**What is Statistics?**

Collected observations are called **data**. **Statistics** is the study of *how best to collect, analyze, and draw conclusions from data*. Each observation in data is called a **case**. Characteristics of the case are called **variables**. With a matrix/table analogy, a case is a row while a variable is a column.

**Types of variables:**

**Numerical**– Can be **discrete** or **continuous**, and can take a wide range of numerical values.

**Categorical**– Specific or limited range of values, usually called **levels**. Variables with natural ordering of levels are called **ordinal** categorical variables.

A pair of variables are either related in some way (**associated**) or not (**independent**). No pair of variables is both associated and independent.

Data collected in haphazard fashion are called **anecdotal evidence**. Such evidence may be true and veriﬁable, but it may only represent extraordinary cases.

**There are two main types of scientific data collection:**

**Observational studies** – collection of data without interfering with how the data has arisen. Can provide evidence of a naturally occurring association between variables, but by themselves, cannot show a causal connection.

**Experiments** – randomized experiments, usually with an *explanatory variable* and a *response variable* are performed, often with a **control group**.

In general, *correlation does not imply causation*, and causation can only be inferred from a randomized experiment.

**Types of sampling:**

**Simple random sampling**: Each subject in the population is equally likely to be selected.

**Stratified samplin**g: The population is first divided into homogeneous strata (subjects within each stratum are similar, but different across strata) followed by random sampling from within each stratum.

**Cluster sampling**: The population is first divided into groups or clusters (subjects within each cluster are non-homogeneous, but clusters are similar to each other). Next a few clusters are randomly sampled followed by random sampling from within each cluster.

**Randomized experiments are generally built on four principles:**

**Controlling** – control any differences between groups for confounding variables which are known and can be accounted for.

**Randomization** – randomize population into groups to account for variables that cannot be controlled.

**Replication** – collect sufficiently large sample or replicate entire study to improve estimation.

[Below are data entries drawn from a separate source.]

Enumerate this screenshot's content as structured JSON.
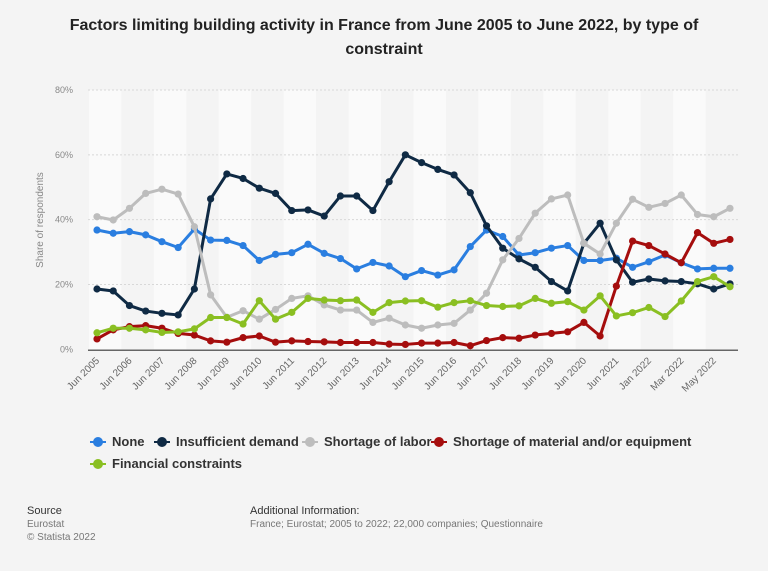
{
  "chart_data": {
    "type": "line",
    "title": "Factors limiting building activity in France from June 2005 to June 2022, by type of constraint",
    "ylabel": "Share of respondents",
    "xlabel": "",
    "ylim": [
      0,
      80
    ],
    "yticks": [
      "0%",
      "20%",
      "40%",
      "60%",
      "80%"
    ],
    "grid": true,
    "legend": "bottom",
    "x": [
      "Jun 2005",
      "",
      "Jun 2006",
      "",
      "Jun 2007",
      "",
      "Jun 2008",
      "",
      "Jun 2009",
      "",
      "Jun 2010",
      "",
      "Jun 2011",
      "",
      "Jun 2012",
      "",
      "Jun 2013",
      "",
      "Jun 2014",
      "",
      "Jun 2015",
      "",
      "Jun 2016",
      "",
      "Jun 2017",
      "",
      "Jun 2018",
      "",
      "Jun 2019",
      "",
      "Jun 2020",
      "",
      "Jun 2021",
      "",
      "Jan 2022",
      "",
      "Mar 2022",
      "",
      "May 2022",
      ""
    ],
    "series": [
      {
        "name": "None",
        "color": "#2a7ee0",
        "values": [
          36.8,
          35.8,
          36.3,
          35.3,
          33.2,
          31.4,
          37.1,
          33.7,
          33.6,
          32.0,
          27.4,
          29.3,
          29.8,
          32.4,
          29.6,
          28.0,
          24.8,
          26.8,
          25.7,
          22.4,
          24.3,
          22.9,
          24.5,
          31.7,
          36.8,
          34.8,
          29.1,
          29.8,
          31.2,
          32.0,
          27.4,
          27.4,
          28.1,
          25.3,
          27.0,
          29.1,
          26.7,
          24.8,
          25.0,
          25.0
        ]
      },
      {
        "name": "Insufficient demand",
        "color": "#0f2a44",
        "values": [
          18.6,
          18.0,
          13.5,
          11.8,
          11.1,
          10.6,
          18.6,
          46.4,
          54.1,
          52.7,
          49.7,
          48.1,
          42.8,
          43.0,
          41.1,
          47.3,
          47.3,
          42.8,
          51.7,
          60.0,
          57.6,
          55.5,
          53.8,
          48.3,
          38.1,
          31.2,
          27.9,
          25.3,
          20.9,
          18.0,
          32.7,
          38.9,
          27.6,
          20.7,
          21.7,
          21.1,
          20.9,
          20.2,
          18.6,
          20.2
        ]
      },
      {
        "name": "Shortage of labor",
        "color": "#bdbdbd",
        "values": [
          40.9,
          39.9,
          43.5,
          48.1,
          49.4,
          47.9,
          37.8,
          16.8,
          9.9,
          11.9,
          9.3,
          12.3,
          15.7,
          16.5,
          13.7,
          12.1,
          12.1,
          8.3,
          9.6,
          7.5,
          6.5,
          7.5,
          8.0,
          12.1,
          17.3,
          27.6,
          34.2,
          42.0,
          46.4,
          47.6,
          32.7,
          29.4,
          38.9,
          46.3,
          43.8,
          45.0,
          47.6,
          41.6,
          40.9,
          43.5
        ]
      },
      {
        "name": "Shortage of material and/or equipment",
        "color": "#a50d0d",
        "values": [
          3.2,
          6.0,
          7.0,
          7.3,
          6.5,
          4.9,
          4.4,
          2.6,
          2.2,
          3.6,
          4.1,
          2.2,
          2.6,
          2.4,
          2.3,
          2.1,
          2.1,
          2.1,
          1.6,
          1.5,
          1.9,
          1.9,
          2.1,
          1.1,
          2.7,
          3.6,
          3.4,
          4.4,
          4.9,
          5.4,
          8.3,
          4.1,
          19.5,
          33.4,
          32.0,
          29.4,
          26.7,
          36.0,
          32.7,
          33.9
        ]
      },
      {
        "name": "Financial constraints",
        "color": "#8abf22",
        "values": [
          5.1,
          6.5,
          6.5,
          6.0,
          5.2,
          5.4,
          6.3,
          9.8,
          9.8,
          7.8,
          15.0,
          9.3,
          11.4,
          15.7,
          15.2,
          15.0,
          15.2,
          11.4,
          14.4,
          14.9,
          15.0,
          13.0,
          14.4,
          15.0,
          13.5,
          13.2,
          13.4,
          15.7,
          14.2,
          14.7,
          12.1,
          16.5,
          10.3,
          11.3,
          12.9,
          10.1,
          14.9,
          20.9,
          22.4,
          19.3
        ]
      }
    ]
  },
  "footer": {
    "source_heading": "Source",
    "source": "Eurostat",
    "copyright": "© Statista 2022",
    "info_heading": "Additional Information:",
    "info": "France; Eurostat; 2005 to 2022; 22,000 companies; Questionnaire"
  }
}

**Blocking** – advanced technique of grouping population based on variable known/suspected to influence response, followed by randomizing cases within the group.

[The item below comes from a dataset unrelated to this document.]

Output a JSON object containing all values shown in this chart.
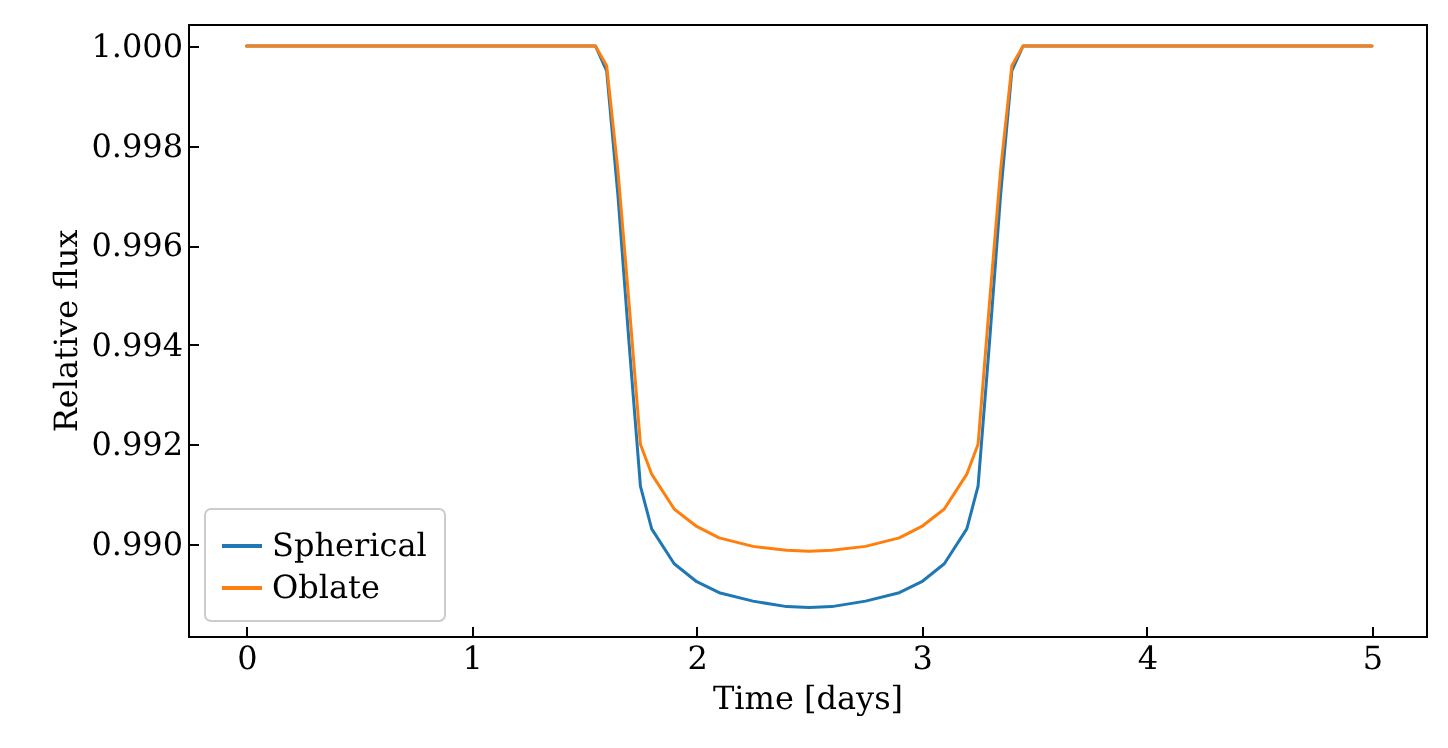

**Reducing bias in experiments –**

Randomized experiments are the gold standard for data collection, but they do not ensure an unbiased perspective into the cause and eﬀect relationships in all cases. **Blinding** can help in overcoming *placebo effect* in human studies.

Distributions of a numerical variable are described by shape, center and spread. The three most commonly used measures of center and spread are:

center: mean (the arithmetic average), median (the midpoint), mode (the most frequent observation)

spread: standard deviation (variability around the mean), range (max-min), interquartile range IQR (middle 50% of the distribution)

An **outlier** is an observation that appears extreme relative to the rest of the data.

A **robust statistic** (e.g. median, IQR) is a statistic that is not heavily affected by skewness and extreme outliers.

**Comparing categorical data:**

A table that summarizes data for two categorical variables in this way is called a **contingency table**. A table for a single variable is called a **frequency table**. A bar plot is a common way to display a single categorical variable. A segmented bar plot is a graphical display of contingency table information. A mosaic plot is a graphical display of contingency table information that is similar to a bar plot for one variable or a segmented bar plot when using two variables. While pie charts are well known, they are not typically as useful as other charts in a data analysis.

**Comparing numerical data:**

The side-by-side box plot is a traditional tool for comparing across groups. Another useful plotting method uses hollow histograms to compare numerical data across groups.

**Hypothesis test:**

H0 **Independence model – **Explanatory variable has no eﬀect on response variable, and we observed a diﬀerence that would only happen rarely.

HA **Alternative model –** Explanatory variable has an eﬀect on response variable, and what we observed was actually due to explanatory variable effect on the response variable explaining the difference.

Based on the simulations, we have two options:

1. We conclude that the study results do not provide strong evidence against the independence model.

2. We conclude the evidence is suﬃciently strong to reject H0 and assert the alternative hypothesis.

When we conduct formal studies, usually we reject the notion that we just happened to observe a rare event. So in such a case, we reject the independence model in favor of the alternative.

**Statistical Inference:**

One ﬁeld of statistics, *statistical inference*, is built on evaluating whether such differences are *due to chance*. In statistical inference, statisticians evaluate which model is most reasonable given the data. Errors do occur, just like rare events, and we might choose the wrong model. While we do not always choose correctly, statistical inference gives us tools to control and evaluate how often these errors occur.